Phillip Sweet, Karen Fairchild, Jimi Westbrook, and Kimberly Roads climb aboard the bus with big smiles on their faces. Hours later, the four, known as Little Big Town, will be taking the stage to open for Martina McBride.
They are touring with one of the biggest names in country music, but there's no back-patting - only wide-eyed awe.
"Man, the food is great on the Martina McBride tour," Westbrook says with a big grin.
Little Big Town recently celebrated the platinum certification of their album, "The Road to Here," for sales of more than 1 million copies.
Tuesday night they will be in Las Vegas, nominated for Top Vocal Group and Top New Duo or Vocal Group at the Academy of Country Music Awards. They will play their current single, "A Little More You." It will be a chance to perform for million of viewers, but it will also be a chance to show off before their fellow country music stars.
"It's a mixture of nervousness and excitement. You want to impress your peers," Sweet says. "You want them to like what you do. But you get up there and sometimes feel like, 'Oh my gosh, how did we get here?' "
How they got here is a long - and sometimes sad - story. Fairchild and Roads were college buddies at Samford University in Alabama. Westbrook was also a friend, and Sweet came along later, eventually joining the other three in singing and songwriting sessions in the living room of Roads' home.
Initially, there was a record deal with Mercury Records, then Sony's Monument Records. Those deals fell apart, but career difficulties were the least of their problems. Westbrook's father died, Sweet got divorced, Fairchild got divorced, and Roads' husband, Steven, died of a heart attack at age 41.
But through it all, the bonds of friendship bonds grew.
"Like any kind of friendship, when you walk through the hardest and best times, it's natural to come closer," Westbrook says.
Along with the personal struggles, there were financial difficulties. It's a common misconception for fans to believe that when an artist or group makes it to radio, the money starts to roll in. The reality is that almost all the money from a first album is returned to the label to pay production and marketing expenses. The money eventually comes when contracts are reworked for the second and third albums - if a label sticks it out that long.
"People think whenever you make it on CMT that you're a millionaire," Fairchild says.
By any measure, "The Road to Here" has been a success, even more remarkable given that it was released by an independent label, Equity Music Group. "Boondocks" was a top-10 smash that put Little Big Town on the map, but the next single off the album, "Bring It on Home," was an even bigger radio hit. The group followed with "Good as Gone," and "A Little More You" is enjoying a steady rise on the charts.

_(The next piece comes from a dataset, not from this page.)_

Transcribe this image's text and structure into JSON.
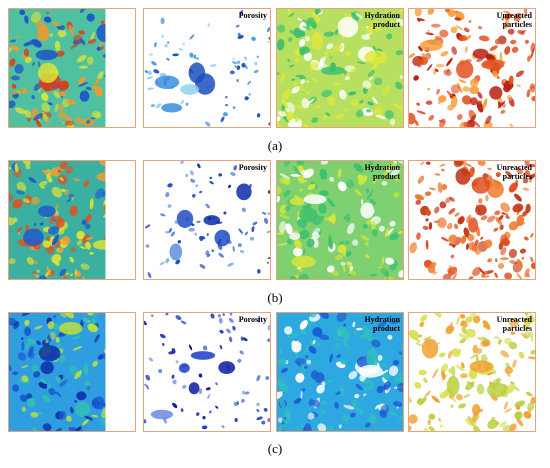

The second album is a work in progress. The group tours about four days a week, then heads to the studio to nail down the tracks for the record. One of the advantages of being on an independent label - especially one fronted by artist Clint Black - is not being forced to produce and release a new album yearly. In October, it will be two years since "The Road to Here" arrived in stores.
"We're about halfway through the new CD," Fairchild says. "If it's ready by the fall, we'll put it out. If not, we'll put it out the first of the year. We don't have any pressure on us, but we'd love to get it to the fans by the fall."
On "The Road to Here," many of the songs were written during the difficult times. This time around, life is going well. Westbrook and Fairchild married in May, 2006. Roads married longtime friend Stephen Schlapman in November and is expecting a baby in late summer. And not to be outdone by his friends, Sweet got married two months ago.
"We thought we'd be writing a lot of happy songs, but we're not," Fairchild says. "It's not going to be an all-happy CD/record, because that's not life. There are painful moments in life too."
Yes, there are painful memories for each member of LBT, as their fans call them. But those memories are tucked away, not to be forgotten, but to be drawn upon as a source of strength when the road gets a little rocky. Even though he's one of the quiet ones in the group, Sweet sums up nicely the road they are on.
"It's a pretty sweet time for us right now," he says.